The study, published online in the Proceedings of the Royal Society B, is the first to show that not only can bees disperse parasites around the environment but also that flowers are platforms for a host of pollinator parasites subsequently dispersed onto visiting bees.
“By showing that visits from parasite-carrying bees can turn flowers into parasite platforms, we can say that it is likely that heavily visited flowers may become more ‘dirty’ with bee parasites,” said Graystock, the research paper’s first author. “Planting more flowers would provide bees with more options, and parasite spread may thus be reduced.”
The researchers found four common honey bee and bumblebee parasites dispersed via flowers: Nosema apis (causes a honey bee disease), Nosema ceranae (causes an emergent disease in honey bees and bumblebees), Crithidia bombi (causes a bumblebee disease) and Apicystis bombi (mostly found in bumblebees). These parasites are known to cause, lethargy, dysentery, colony collapse, and queen death in heavily infected bees.

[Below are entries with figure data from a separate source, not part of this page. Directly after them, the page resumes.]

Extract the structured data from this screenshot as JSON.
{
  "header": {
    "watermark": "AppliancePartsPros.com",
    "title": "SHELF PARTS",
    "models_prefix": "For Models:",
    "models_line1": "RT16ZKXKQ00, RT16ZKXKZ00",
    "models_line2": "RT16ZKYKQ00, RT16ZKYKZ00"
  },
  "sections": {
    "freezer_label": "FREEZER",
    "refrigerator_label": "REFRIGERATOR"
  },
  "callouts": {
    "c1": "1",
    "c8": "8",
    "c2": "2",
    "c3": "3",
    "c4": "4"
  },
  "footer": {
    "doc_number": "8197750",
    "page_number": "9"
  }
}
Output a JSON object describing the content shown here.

Currently, bees are frequently transported across state and international territories. Quarantine and parasite screening usually cover only the screening of host-specific diseases. But bumblebees can transport honey bee parasites, and vice versa, the research team has now shown, and proposes that increased screening protocols be employed to protect pollinator diversity.
“With some 20,000 bee species, it is a surprise that only recently has research in pollinator health considered the interactions between bee species,” Graystock said. “Our finding may also affect the national and international trade of flowers unless sterilization of parasites on these flowers can be guaranteed. Otherwise flower movements may also be moving pollinator parasites to new territories.”

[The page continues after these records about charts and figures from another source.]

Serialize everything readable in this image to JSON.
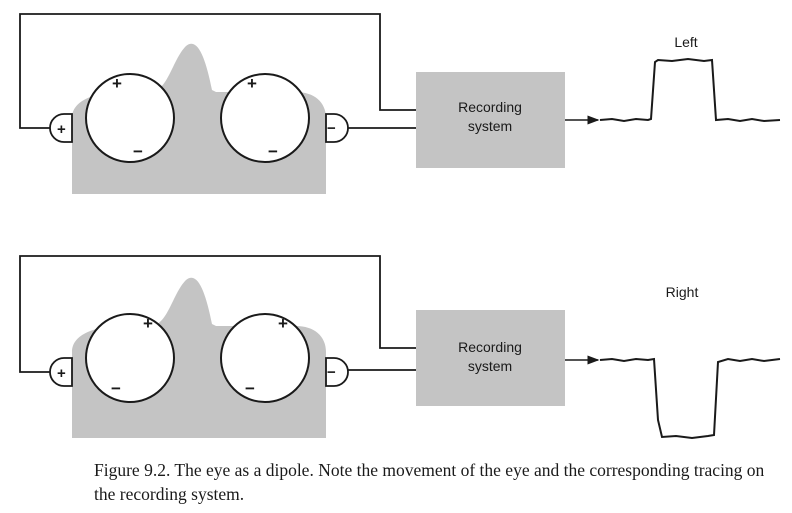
{
  "panels": [
    {
      "id": "left",
      "trace_label": "Left",
      "system_label_line1": "Recording",
      "system_label_line2": "system",
      "left_electrode_sign": "+",
      "right_electrode_sign": "−",
      "eye1_plus": "+",
      "eye1_minus": "−",
      "eye2_plus": "+",
      "eye2_minus": "−",
      "deflection": "up"
    },
    {
      "id": "right",
      "trace_label": "Right",
      "system_label_line1": "Recording",
      "system_label_line2": "system",
      "left_electrode_sign": "+",
      "right_electrode_sign": "−",
      "eye1_plus": "+",
      "eye1_minus": "−",
      "eye2_plus": "+",
      "eye2_minus": "−",
      "deflection": "down"
    }
  ],
  "caption": "Figure 9.2. The eye as a dipole. Note the movement of the eye and the corresponding tracing on the recording system.",
  "colors": {
    "face": "#c4c4c4",
    "box": "#c4c4c4",
    "line": "#1a1a1a",
    "eye": "#ffffff"
  }
}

He explained that commercially imported bumblebees have been found to contain a cocktail of parasites that are harmful to both bumblebees and honeybees.
“We know these commercially imported bumblebees, when given the opportunity, will forage on the same flowers as wild bees and honeybees,” he said.
In their experiments, Graystock and his colleagues allowed one species of bee (honey bees or bumblebees) from hives containing parasites to forage on flowers for three hours. The bees were then removed and a second group of flowers were added to the foraging arena along with colonies of a second bee species (a species not used before). The new bees then foraged upon both the new and previously foraged flowers for three hours. All flowers were then sampled to see if parasites had dispersed onto them. Parasites found in the original patch confirmed parasite dispersal by the original hosts. Parasites found in the new group of flowers confirmed the non-target bee was able to disperse the parasites.
Next, Graystock, who works in the lab of Quinn McFrederick, an assistant professor of entomology, is looking at how flowers may also be hubs for transmitting not just parasites but also potentially beneficial microbes. He is looking, too, at the role different flowers play on bee survival and development.
The current research was funded by the Natural Environment Research Council in the United Kingdom and the Bumblebee Conservation Trust.
Graystock was joined in the study by Dave Goulson and William O. H. Hughes at the University of Sussex, the United Kingdom.